The music and dance component of Dubai’s night life is taking baby steps to regain its former glory, wary of the capricious ways of the virus which has the uncanny ability to reinvent itself. It is long way to go before we come to where we were at the end of 2019. It is a gradual process where we experiment with various forms of reopening to test if the invisible beast still retained its virulence.

More dangerous versions are sprouting by the day. The one that surfaced in Vietnam, news reports say, is a hybrid of variants first found in India and the UK and is more transmissible by air. It has combined within itself the worst features of both the variants and can have lethal effect on populations. Japanese doctors are warning against holding Olympics in the country as they fear a gathering of this size may spawn its own mutation which may well be called Olympic strain. So the end is not near anytime soon and we should set sights on staying safe even as we go about our normal lives.
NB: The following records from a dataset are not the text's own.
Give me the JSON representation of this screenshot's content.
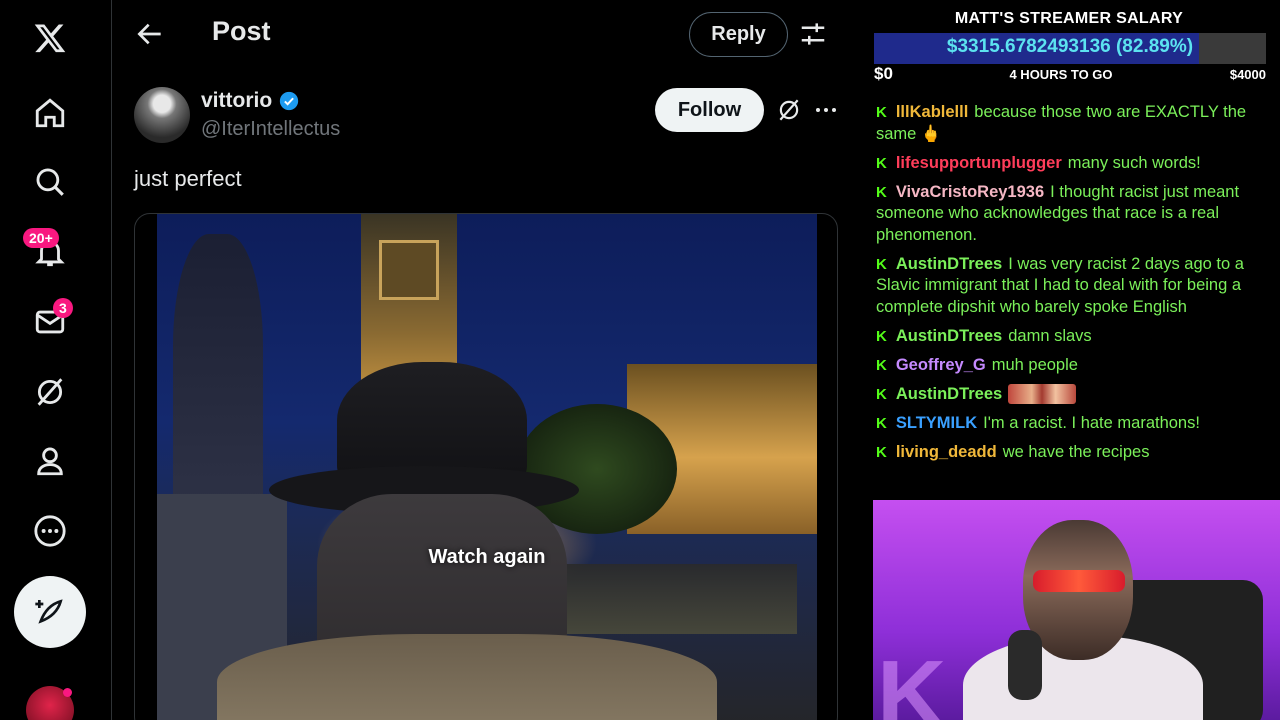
{
  "nav": {
    "items": [
      {
        "name": "x-logo-icon"
      },
      {
        "name": "home-icon"
      },
      {
        "name": "search-icon"
      },
      {
        "name": "notifications-icon",
        "badge": "20+"
      },
      {
        "name": "messages-icon",
        "badge": "3"
      },
      {
        "name": "grok-icon"
      },
      {
        "name": "profile-icon"
      },
      {
        "name": "more-icon"
      }
    ],
    "compose_icon": "compose-post-icon"
  },
  "header": {
    "title": "Post",
    "reply_label": "Reply"
  },
  "post": {
    "author_name": "vittorio",
    "author_handle": "@IterIntellectus",
    "verified": true,
    "follow_label": "Follow",
    "text": "just perfect",
    "video_overlay": "Watch again"
  },
  "stream": {
    "salary": {
      "title": "MATT'S STREAMER SALARY",
      "value": "$3315.6782493136 (82.89%)",
      "progress": 0.8289,
      "min_label": "$0",
      "time_label": "4 HOURS TO GO",
      "max_label": "$4000"
    },
    "chat": [
      {
        "user": "lllKablelll",
        "color": "#f0b83a",
        "text": "because those two are EXACTLY the same 🖕"
      },
      {
        "user": "lifesupportunplugger",
        "color": "#ff3d5a",
        "text": "many such words!"
      },
      {
        "user": "VivaCristoRey1936",
        "color": "#f5b7c4",
        "text": "I thought racist just meant someone who acknowledges that race is a real phenomenon."
      },
      {
        "user": "AustinDTrees",
        "color": "#7bf05a",
        "text": "I was very racist 2 days ago to a Slavic immigrant that I had to deal with for being a complete dipshit who barely spoke English"
      },
      {
        "user": "AustinDTrees",
        "color": "#7bf05a",
        "text": "damn slavs"
      },
      {
        "user": "Geoffrey_G",
        "color": "#c58aff",
        "text": "muh people"
      },
      {
        "user": "AustinDTrees",
        "color": "#7bf05a",
        "text": "",
        "emote": true
      },
      {
        "user": "SLTYMILK",
        "color": "#3aa0ff",
        "text": "I'm a racist. I hate marathons!"
      },
      {
        "user": "living_deadd",
        "color": "#f0b83a",
        "text": "we have the recipes"
      }
    ],
    "cam_logo": "K"
  }
}
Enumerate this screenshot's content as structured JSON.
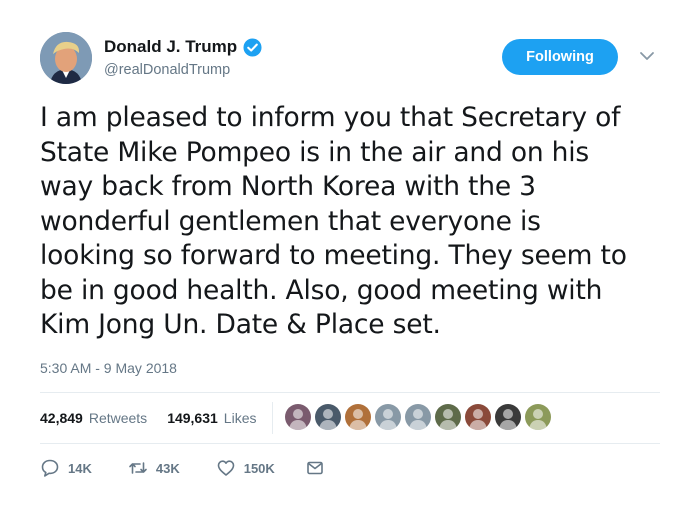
{
  "author": {
    "name": "Donald J. Trump",
    "handle": "@realDonaldTrump",
    "verified": true,
    "avatar_icon": "avatar-portrait"
  },
  "follow_button": {
    "label": "Following",
    "color": "#1da1f2"
  },
  "menu_icon": "chevron-down-icon",
  "tweet": {
    "text": "I am pleased to inform you that Secretary of\nState Mike Pompeo is in the air and on his\nway back from North Korea with the 3\nwonderful gentlemen that everyone is\nlooking so forward to meeting. They seem to\nbe in good health. Also, good meeting with\nKim Jong Un. Date & Place set.",
    "timestamp": "5:30 AM - 9 May 2018"
  },
  "stats": {
    "retweets_count": "42,849",
    "retweets_label": "Retweets",
    "likes_count": "149,631",
    "likes_label": "Likes"
  },
  "likers": [
    "#7a5b6e",
    "#4a5a6a",
    "#b0703a",
    "#8899a6",
    "#8899a6",
    "#5e6b4a",
    "#8a4a3a",
    "#3a3a3a",
    "#8c9a5a"
  ],
  "actions": {
    "reply_count": "14K",
    "retweet_count": "43K",
    "like_count": "150K"
  }
}
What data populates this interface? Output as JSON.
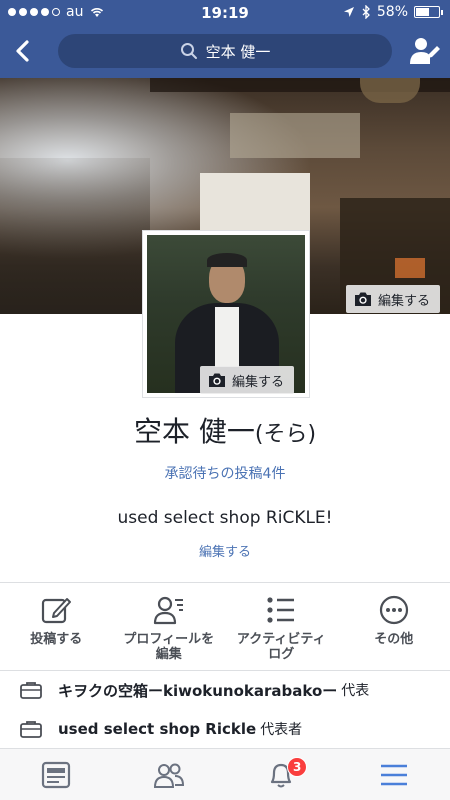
{
  "status_bar": {
    "carrier": "au",
    "time": "19:19",
    "battery": "58%",
    "battery_level": 0.58
  },
  "nav": {
    "search_text": "空本 健一"
  },
  "profile": {
    "name": "空本 健一",
    "nickname": "(そら)",
    "pending_posts": "承認待ちの投稿4件",
    "bio": "used select shop RiCKLE!",
    "bio_edit": "編集する",
    "cover_edit": "編集する",
    "avatar_edit": "編集する"
  },
  "actions": [
    {
      "icon": "compose-icon",
      "label": "投稿する"
    },
    {
      "icon": "profile-info-icon",
      "label": "プロフィールを\n編集"
    },
    {
      "icon": "activity-log-icon",
      "label": "アクティビティ\nログ"
    },
    {
      "icon": "more-icon",
      "label": "その他"
    }
  ],
  "work": [
    {
      "place": "キヲクの空箱ーkiwokunokarabakoー",
      "role": "代表"
    },
    {
      "place": "used select shop Rickle",
      "role": "代表者"
    }
  ],
  "tabbar": {
    "notifications_badge": "3",
    "accent": "#4a7fd9"
  }
}
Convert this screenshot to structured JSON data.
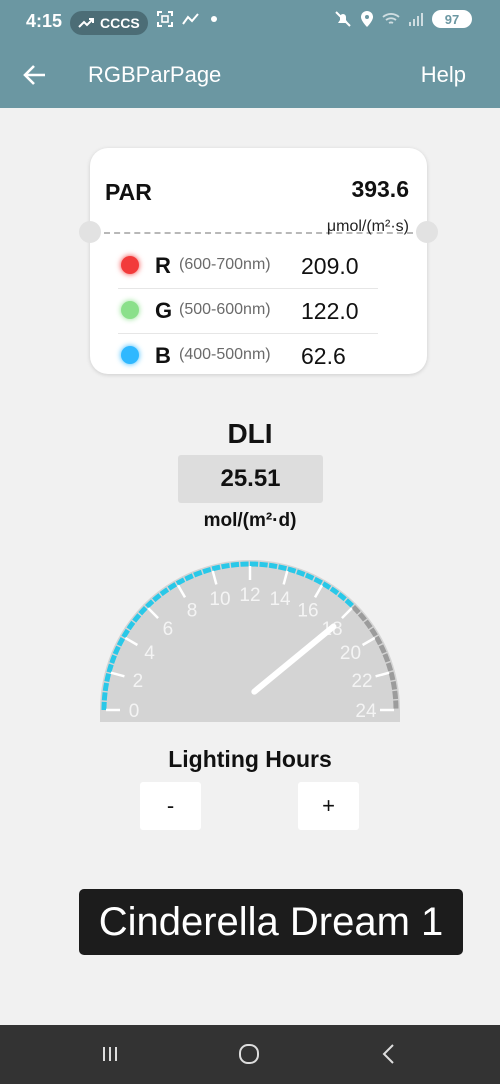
{
  "status_bar": {
    "time": "4:15",
    "pill_text": "CCCS",
    "battery": "97",
    "icons": [
      "trend-icon",
      "screenshot-icon",
      "activity-icon",
      "dot-icon",
      "mute-icon",
      "location-icon",
      "wifi-icon",
      "signal-icon",
      "battery-icon"
    ]
  },
  "app_bar": {
    "title": "RGBParPage",
    "help_label": "Help",
    "back_icon": "back-arrow-icon"
  },
  "par_card": {
    "label": "PAR",
    "value": "393.6",
    "unit": "μmol/(m²·s)",
    "rows": [
      {
        "channel": "R",
        "range": "(600-700nm)",
        "value": "209.0",
        "color": "#f23b3b"
      },
      {
        "channel": "G",
        "range": "(500-600nm)",
        "value": "122.0",
        "color": "#8be08b"
      },
      {
        "channel": "B",
        "range": "(400-500nm)",
        "value": "62.6",
        "color": "#2fb8ff"
      }
    ]
  },
  "dli": {
    "title": "DLI",
    "value": "25.51",
    "unit": "mol/(m²·d)"
  },
  "gauge": {
    "ticks": [
      "0",
      "2",
      "4",
      "6",
      "8",
      "10",
      "12",
      "14",
      "16",
      "18",
      "20",
      "22",
      "24"
    ],
    "min": 0,
    "max": 24,
    "value": 18,
    "active_color": "#29c8e8",
    "inactive_color": "#9c9c9c"
  },
  "lighting_hours": {
    "label": "Lighting Hours",
    "minus_label": "-",
    "plus_label": "+"
  },
  "device": {
    "name": "Cinderella Dream 1"
  },
  "nav_bar": {
    "icons": [
      "recent-apps-icon",
      "home-icon",
      "back-icon"
    ]
  }
}
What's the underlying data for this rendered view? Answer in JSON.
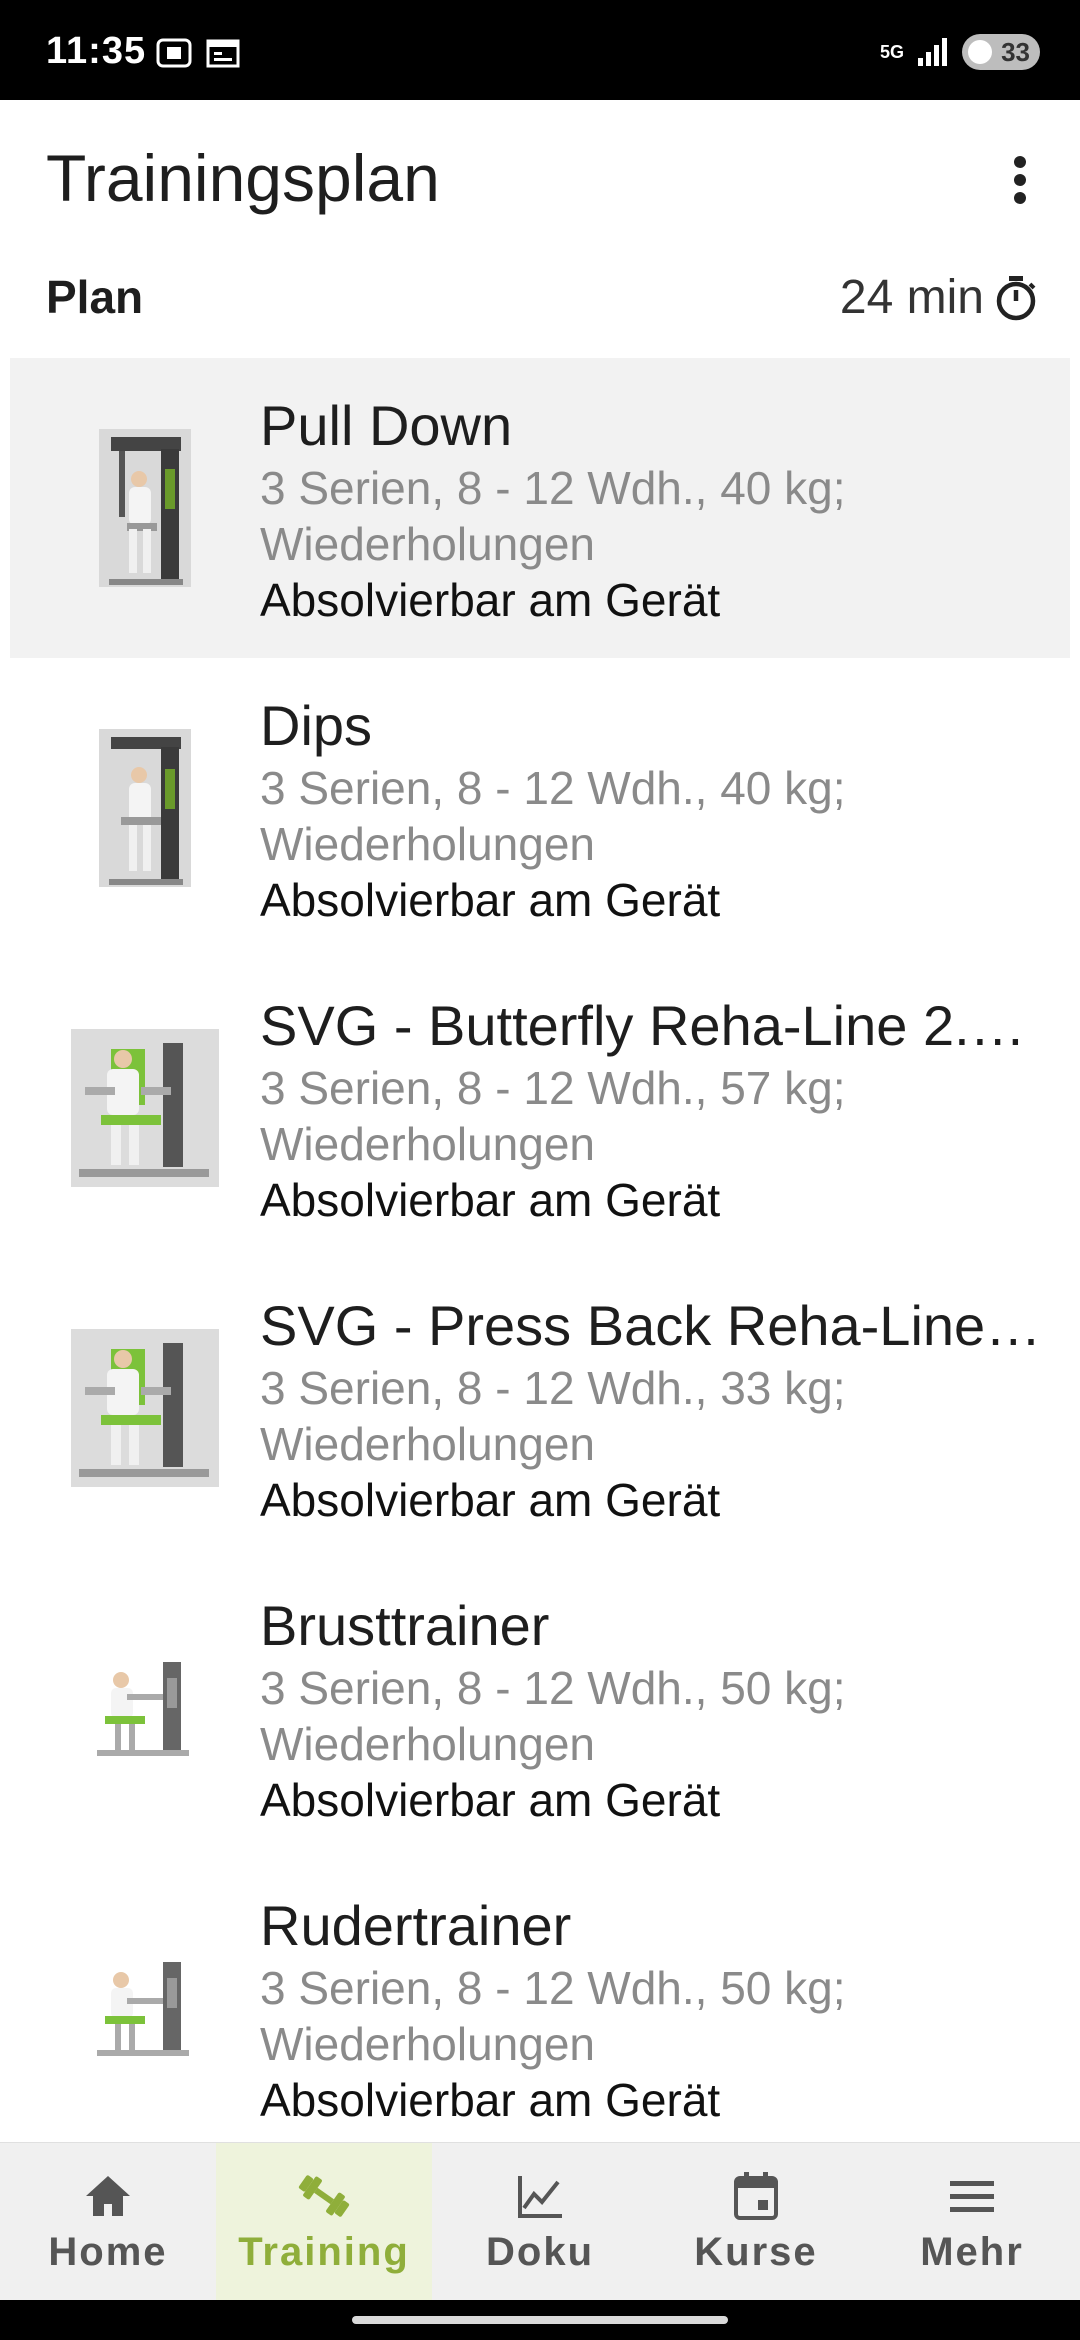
{
  "status_bar": {
    "time": "11:35",
    "network": "5G",
    "battery": "33",
    "left_icons": [
      "screenshot-icon",
      "calendar-icon"
    ],
    "right_icons": [
      "signal-icon",
      "battery-icon"
    ]
  },
  "app_bar": {
    "title": "Trainingsplan",
    "menu_icon": "more-vert-icon"
  },
  "section": {
    "label": "Plan",
    "duration": "24 min",
    "duration_icon": "timer-icon"
  },
  "exercises": [
    {
      "title": "Pull Down",
      "detail": "3 Serien, 8 - 12 Wdh., 40 kg;",
      "detail2": "Wiederholungen",
      "note": "Absolvierbar am Gerät",
      "selected": true
    },
    {
      "title": "Dips",
      "detail": "3 Serien, 8 - 12 Wdh., 40 kg;",
      "detail2": "Wiederholungen",
      "note": "Absolvierbar am Gerät"
    },
    {
      "title": "SVG - Butterfly Reha-Line 2.…",
      "detail": "3 Serien, 8 - 12 Wdh., 57 kg;",
      "detail2": "Wiederholungen",
      "note": "Absolvierbar am Gerät"
    },
    {
      "title": "SVG - Press Back Reha-Line …",
      "detail": "3 Serien, 8 - 12 Wdh., 33 kg;",
      "detail2": "Wiederholungen",
      "note": "Absolvierbar am Gerät"
    },
    {
      "title": "Brusttrainer",
      "detail": "3 Serien, 8 - 12 Wdh., 50 kg;",
      "detail2": "Wiederholungen",
      "note": "Absolvierbar am Gerät"
    },
    {
      "title": "Rudertrainer",
      "detail": "3 Serien, 8 - 12 Wdh., 50 kg;",
      "detail2": "Wiederholungen",
      "note": "Absolvierbar am Gerät"
    }
  ],
  "bottom_nav": [
    {
      "label": "Home",
      "icon": "home-icon"
    },
    {
      "label": "Training",
      "icon": "dumbbell-icon",
      "active": true
    },
    {
      "label": "Doku",
      "icon": "chart-icon"
    },
    {
      "label": "Kurse",
      "icon": "calendar-icon"
    },
    {
      "label": "Mehr",
      "icon": "menu-icon"
    }
  ],
  "colors": {
    "accent": "#8fae3a",
    "active_bg": "#eef3dc",
    "selected_row": "#f2f2f2"
  }
}
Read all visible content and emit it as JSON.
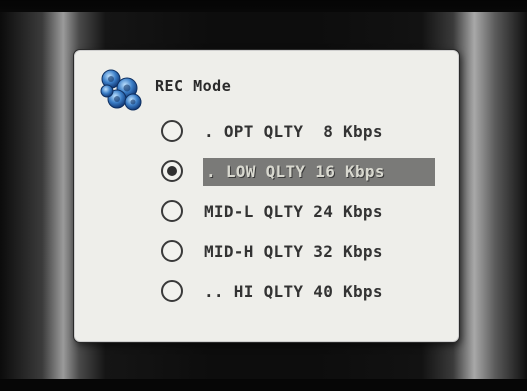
{
  "dialog": {
    "title": "REC Mode",
    "logo_icon": "blue-gear-cluster-icon",
    "selected_index": 1,
    "options": [
      {
        "label": ". OPT QLTY  8 Kbps",
        "selected": false
      },
      {
        "label": ". LOW QLTY 16 Kbps",
        "selected": true
      },
      {
        "label": "MID-L QLTY 24 Kbps",
        "selected": false
      },
      {
        "label": "MID-H QLTY 32 Kbps",
        "selected": false
      },
      {
        "label": ".. HI QLTY 40 Kbps",
        "selected": false
      }
    ]
  },
  "colors": {
    "dialog_bg": "#eeeeea",
    "highlight_bg": "#7a7a78",
    "logo_blue": "#3c7fc8"
  }
}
We have to live with the virus for a considerable time as experts have been warning us. But it is no deterrent for not visiting our favourite watering holes. It is possible to keep our feisty selves alive even as we observe restrictions to stay safe. Despite being fully vaccinated and observing precautionary measures, there is still a slim chance of brush with the dreaded infection. We have to carry on with life as it comes and it is no reason for giving up finer things of life.

Dr Anthony S. Fauci, the indefatigable virus expert and adviser to the US president, has rightly said that the end of the virus will not be a one-off affair. You do not wake up to a virus-free world one fine morning. The dreaded thing will go out of our life gradually and imperceptibly without us coming to know of it. After a few years down the line, we might struggle to put a date when it has exited our life. But a virus-free world is possible. It is a question of when and not if. Let us not give up hope.